Notes from the filmmaker

Notes from the filmmaker

It Ain't City Music was filmed in 1972 at the National Country Music Contest, Whippoorwill Lake, Warrenton, Va. The festival was sponsored by the Warrenton Jaycees. Warrenton is about 60 miles west of Washington, DC. In those days, the area was rural and the economy was agricultural. In the 1980s as the area became more suburban, the festival ended.

Here are some notes by filmmaker Tom Davenport from an a 1973 article in Film News…

I grew up on a farm about 15 miles away from Lake Whippoorwill in Fauquier County, Virginia where the National Country Music contest was held every summer. At the time, it was the oldest Country Music contest in the country. In 1970 (I was 31 years old) I went to the Contest and took a lot of still photographs and it was through these that the idea of a film came about.

Initially, I thought I might focus on the Contest itself — follow the potential winners and losers and try to generate an element of suspense in the outcome — but I decided not to. The winner of each category receives a cash prize, but as one man in the film notes, "I don't come to win, I come to play..." And that sentiment is really, I felt, the core of the festival — the real action and the best playing are "in the field" where the music and good times are spontaneous. I had seen paintings by Brueghel of peasants at festivals and that same spirited atmosphere, vulgar and exuberant, was exactly what I wanted to convey in It Ain't City Music.

The women in the film (and the examples are outstanding but typical) are particularly provocative --very gaudy, buxom and sexually obvious in their hot-pants and bouffant hairdos, real honky-tonk angels. The "good old boys" look more subdued. That Elvis-style glitter is reserved for the stage, and they concentrate their efforts on serious "lady-watching, pickin' and drinkin'." On all levels the festival was often described as a kind of "family reunion," where everybody, infants through grandma, players and fans can get it together. In one interview (not used) a fellow went to some lengths contrasting country music to soul music and rock, his point being that country music was their music, the "true American music." But most people said country music was for everybody, and I think they genuinely felt that. As one man we interviewed said, it used to be that anybody connected with country music was a "hick," a "mountaineer," but that's not so anymore. Now, country music has become respectable, gone "uptown." And so have country music festivals. Once purely a rural phenomenon, their present "uptown" popularity is due in large part/to the nostalgia revival which reflects a craving for a less cynical, more traditional, in a way more conservative, sense of values.

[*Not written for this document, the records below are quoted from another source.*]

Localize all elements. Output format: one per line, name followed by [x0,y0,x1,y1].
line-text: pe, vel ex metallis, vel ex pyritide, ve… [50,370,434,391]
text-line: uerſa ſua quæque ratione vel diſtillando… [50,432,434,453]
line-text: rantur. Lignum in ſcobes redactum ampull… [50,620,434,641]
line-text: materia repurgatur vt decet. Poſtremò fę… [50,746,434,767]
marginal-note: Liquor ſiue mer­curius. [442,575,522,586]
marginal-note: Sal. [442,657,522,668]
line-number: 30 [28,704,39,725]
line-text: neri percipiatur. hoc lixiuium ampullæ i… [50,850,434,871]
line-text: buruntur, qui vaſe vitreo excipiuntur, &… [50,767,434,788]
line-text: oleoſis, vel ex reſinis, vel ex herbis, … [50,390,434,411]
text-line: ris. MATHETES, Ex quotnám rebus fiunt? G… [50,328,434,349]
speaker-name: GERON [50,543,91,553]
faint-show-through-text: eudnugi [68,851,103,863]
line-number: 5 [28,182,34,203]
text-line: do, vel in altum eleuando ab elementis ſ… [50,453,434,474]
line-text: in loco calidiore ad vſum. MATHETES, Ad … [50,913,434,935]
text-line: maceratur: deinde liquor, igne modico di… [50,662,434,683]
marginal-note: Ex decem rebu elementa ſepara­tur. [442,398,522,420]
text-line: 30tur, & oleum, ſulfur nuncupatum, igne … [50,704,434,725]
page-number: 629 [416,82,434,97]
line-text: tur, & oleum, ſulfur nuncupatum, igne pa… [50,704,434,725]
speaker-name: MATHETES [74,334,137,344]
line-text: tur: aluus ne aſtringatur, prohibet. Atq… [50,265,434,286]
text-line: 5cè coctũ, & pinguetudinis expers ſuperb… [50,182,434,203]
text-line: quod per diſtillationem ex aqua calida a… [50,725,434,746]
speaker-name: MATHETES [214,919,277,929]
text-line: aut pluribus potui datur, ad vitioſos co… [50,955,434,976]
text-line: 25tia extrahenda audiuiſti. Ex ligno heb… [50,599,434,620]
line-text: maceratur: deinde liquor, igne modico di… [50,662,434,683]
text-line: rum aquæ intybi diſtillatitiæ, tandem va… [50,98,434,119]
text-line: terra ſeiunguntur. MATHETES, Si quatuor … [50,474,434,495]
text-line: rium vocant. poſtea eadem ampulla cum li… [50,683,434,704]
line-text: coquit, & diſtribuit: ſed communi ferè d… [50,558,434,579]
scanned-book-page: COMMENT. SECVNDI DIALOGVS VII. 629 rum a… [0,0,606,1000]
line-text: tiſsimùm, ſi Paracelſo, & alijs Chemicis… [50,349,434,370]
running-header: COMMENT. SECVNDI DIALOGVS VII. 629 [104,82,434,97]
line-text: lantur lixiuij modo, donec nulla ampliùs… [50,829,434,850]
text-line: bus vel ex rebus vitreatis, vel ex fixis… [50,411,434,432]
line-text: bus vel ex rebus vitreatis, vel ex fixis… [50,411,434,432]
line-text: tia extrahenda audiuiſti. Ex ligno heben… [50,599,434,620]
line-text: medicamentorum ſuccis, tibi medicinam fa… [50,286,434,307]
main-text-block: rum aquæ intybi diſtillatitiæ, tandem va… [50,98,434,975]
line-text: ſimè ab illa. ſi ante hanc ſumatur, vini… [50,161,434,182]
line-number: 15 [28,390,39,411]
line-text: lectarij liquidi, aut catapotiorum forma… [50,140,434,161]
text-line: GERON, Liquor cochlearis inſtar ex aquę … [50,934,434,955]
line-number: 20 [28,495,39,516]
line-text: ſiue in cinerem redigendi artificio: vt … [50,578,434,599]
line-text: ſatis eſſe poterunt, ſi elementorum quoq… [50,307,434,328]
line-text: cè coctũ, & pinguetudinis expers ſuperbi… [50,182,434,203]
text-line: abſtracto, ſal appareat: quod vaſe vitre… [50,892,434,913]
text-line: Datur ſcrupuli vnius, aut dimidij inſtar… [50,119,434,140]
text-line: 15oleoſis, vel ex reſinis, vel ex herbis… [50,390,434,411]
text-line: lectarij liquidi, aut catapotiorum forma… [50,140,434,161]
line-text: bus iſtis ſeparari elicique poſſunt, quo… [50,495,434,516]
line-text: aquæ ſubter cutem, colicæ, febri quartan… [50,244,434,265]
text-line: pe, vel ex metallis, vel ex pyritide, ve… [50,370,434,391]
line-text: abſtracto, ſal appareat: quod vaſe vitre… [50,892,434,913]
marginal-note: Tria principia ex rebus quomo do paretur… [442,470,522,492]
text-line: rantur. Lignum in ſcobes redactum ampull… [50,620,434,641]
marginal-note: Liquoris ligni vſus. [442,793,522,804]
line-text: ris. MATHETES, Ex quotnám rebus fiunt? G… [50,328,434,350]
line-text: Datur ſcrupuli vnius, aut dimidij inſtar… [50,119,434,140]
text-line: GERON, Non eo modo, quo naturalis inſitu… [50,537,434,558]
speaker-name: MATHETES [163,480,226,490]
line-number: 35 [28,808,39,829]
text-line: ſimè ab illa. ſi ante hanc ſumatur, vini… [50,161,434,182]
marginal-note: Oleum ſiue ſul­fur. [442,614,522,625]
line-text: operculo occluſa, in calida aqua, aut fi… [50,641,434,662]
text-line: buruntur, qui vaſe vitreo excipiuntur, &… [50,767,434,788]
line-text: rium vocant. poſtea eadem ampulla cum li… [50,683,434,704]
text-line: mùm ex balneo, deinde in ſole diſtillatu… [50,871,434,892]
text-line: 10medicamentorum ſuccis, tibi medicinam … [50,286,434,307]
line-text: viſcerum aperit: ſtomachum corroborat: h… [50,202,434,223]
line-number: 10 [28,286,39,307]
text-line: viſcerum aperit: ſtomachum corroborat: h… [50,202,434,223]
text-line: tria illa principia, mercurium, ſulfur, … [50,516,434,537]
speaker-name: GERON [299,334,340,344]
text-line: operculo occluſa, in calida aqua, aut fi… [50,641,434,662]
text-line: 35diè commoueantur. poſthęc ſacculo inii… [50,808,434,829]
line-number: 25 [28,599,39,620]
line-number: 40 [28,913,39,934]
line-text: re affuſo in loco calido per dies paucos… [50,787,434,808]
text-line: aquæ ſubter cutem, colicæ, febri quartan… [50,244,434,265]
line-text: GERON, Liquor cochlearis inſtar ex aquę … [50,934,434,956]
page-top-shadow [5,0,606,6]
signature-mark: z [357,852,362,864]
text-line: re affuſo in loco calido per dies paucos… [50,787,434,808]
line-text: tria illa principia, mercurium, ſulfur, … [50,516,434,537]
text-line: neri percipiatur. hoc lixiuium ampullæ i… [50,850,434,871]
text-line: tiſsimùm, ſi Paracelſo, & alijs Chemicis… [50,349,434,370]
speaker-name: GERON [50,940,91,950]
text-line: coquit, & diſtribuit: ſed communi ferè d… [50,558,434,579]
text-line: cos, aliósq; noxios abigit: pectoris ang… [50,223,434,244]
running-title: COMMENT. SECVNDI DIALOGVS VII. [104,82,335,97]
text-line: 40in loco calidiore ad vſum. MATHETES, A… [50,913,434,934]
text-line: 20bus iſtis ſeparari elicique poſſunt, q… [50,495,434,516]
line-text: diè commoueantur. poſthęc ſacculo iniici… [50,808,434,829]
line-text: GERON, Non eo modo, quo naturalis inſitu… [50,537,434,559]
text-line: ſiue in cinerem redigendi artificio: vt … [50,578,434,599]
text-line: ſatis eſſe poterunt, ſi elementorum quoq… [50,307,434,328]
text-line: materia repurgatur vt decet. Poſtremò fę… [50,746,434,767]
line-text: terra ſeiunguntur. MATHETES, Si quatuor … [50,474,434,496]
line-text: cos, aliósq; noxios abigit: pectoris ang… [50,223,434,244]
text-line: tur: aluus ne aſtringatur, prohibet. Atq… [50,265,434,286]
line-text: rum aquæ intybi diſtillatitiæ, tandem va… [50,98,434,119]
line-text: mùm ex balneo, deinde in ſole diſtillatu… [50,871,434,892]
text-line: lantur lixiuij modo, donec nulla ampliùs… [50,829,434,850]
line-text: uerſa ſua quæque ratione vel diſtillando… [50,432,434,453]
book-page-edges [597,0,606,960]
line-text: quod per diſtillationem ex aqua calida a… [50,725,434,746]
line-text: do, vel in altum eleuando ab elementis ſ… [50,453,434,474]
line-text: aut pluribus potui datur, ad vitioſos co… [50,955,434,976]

Many of the people in the film mythologize their own backgrounds. They reminisce about their rural origins, their folks, the depression and hard times ("We didn't have no food, but Mamma always had the guitar on the front porch!") but now they've left the hills and moved into town, into suburbia, into the city. Increasingly the themes of country music songs deal with the complications of life away from the farm - "any country song you hear nowadays the guy's either in jail or just got divorced...", notes a man who continues, "...but it's their lives and they write songs about it..." Their new affluence is proudly evident by the sophisticated consumer goods they bring to the festival — fancy campers, recreation equipment — the status objects of prototypical Middle Americans, supporters of the American Dream and (judging from the bumper stickers on their campers) the politicians who promise it to them. However, people didn't come to the Contest to expound political philosophies; they came to relax, to be seen, be entertained and carouse. They liked being filmed and I liked filming them and the warmth and humor and exuberance they reveal is what I wanted to share through the film.